Uğur Akgül, a former reporter for the now-closed Dicle news agency (DİHA), began serving a sentence at Mersin Prison on Wednesday for reporting on the destruction caused by operations carried out by Turkish security forces against the outlawed Kurdistan Workers’ Party (PKK) in the Nusaybin district of Mardin province in 2015.

Akgül was sentenced to two years, six months in April 2017 and has been out on bail pending appeal.

Turkish security forces had been trying to clear southeastern towns and cities of PKK militants since July 2015, when a two-year cease-fire with the PKK collapsed, shattering a settlement process launched by the government in late 2012 to end Turkey’s long-standing Kurdish problem and triggering the worst violence seen in the region in two decades.

According to a report by Amnesty International in December, an estimated half million people were forced from their homes as a result of a brutal crackdown by Turkish authorities over the last year, which may have amounted to collective punishment.

In March 2017 Zehra Doğan, an artist and a reporter for DİHA, was given a prison sentence of two years, nine months, 22 days for painting the destruction in Nusaybin.

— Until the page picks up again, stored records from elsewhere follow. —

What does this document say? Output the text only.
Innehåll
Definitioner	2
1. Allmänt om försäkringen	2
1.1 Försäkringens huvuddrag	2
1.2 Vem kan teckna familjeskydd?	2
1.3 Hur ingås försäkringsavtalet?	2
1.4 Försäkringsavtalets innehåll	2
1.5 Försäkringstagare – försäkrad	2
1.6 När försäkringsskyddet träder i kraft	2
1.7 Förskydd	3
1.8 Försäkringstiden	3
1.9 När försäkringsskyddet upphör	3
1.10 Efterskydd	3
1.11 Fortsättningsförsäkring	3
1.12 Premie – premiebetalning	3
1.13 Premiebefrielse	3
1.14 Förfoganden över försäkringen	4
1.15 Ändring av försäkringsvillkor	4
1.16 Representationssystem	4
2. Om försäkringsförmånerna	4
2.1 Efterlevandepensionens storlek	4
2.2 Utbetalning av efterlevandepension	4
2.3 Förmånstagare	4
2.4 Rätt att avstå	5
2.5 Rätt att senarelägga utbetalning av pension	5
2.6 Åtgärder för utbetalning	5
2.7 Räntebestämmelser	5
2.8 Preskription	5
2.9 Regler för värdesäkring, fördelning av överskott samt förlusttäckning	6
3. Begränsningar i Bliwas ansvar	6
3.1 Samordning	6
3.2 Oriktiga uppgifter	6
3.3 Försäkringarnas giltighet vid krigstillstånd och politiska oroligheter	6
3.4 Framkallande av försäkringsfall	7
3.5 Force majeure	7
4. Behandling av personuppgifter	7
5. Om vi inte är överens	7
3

“I was given two years and 10 months [jail time] only because I painted Turkish flags on destroyed buildings. However, they [the Turkish government] caused this. I only painted it,” Doğan said in a tweet.

Turkey is ranked 157th among 180 countries in the 2018 World Press Freedom Index released by Reporters Without Borders (RSF). If Turkey falls two more places, it will make it to the list of countries on the blacklist, which have the poorest record in press freedom.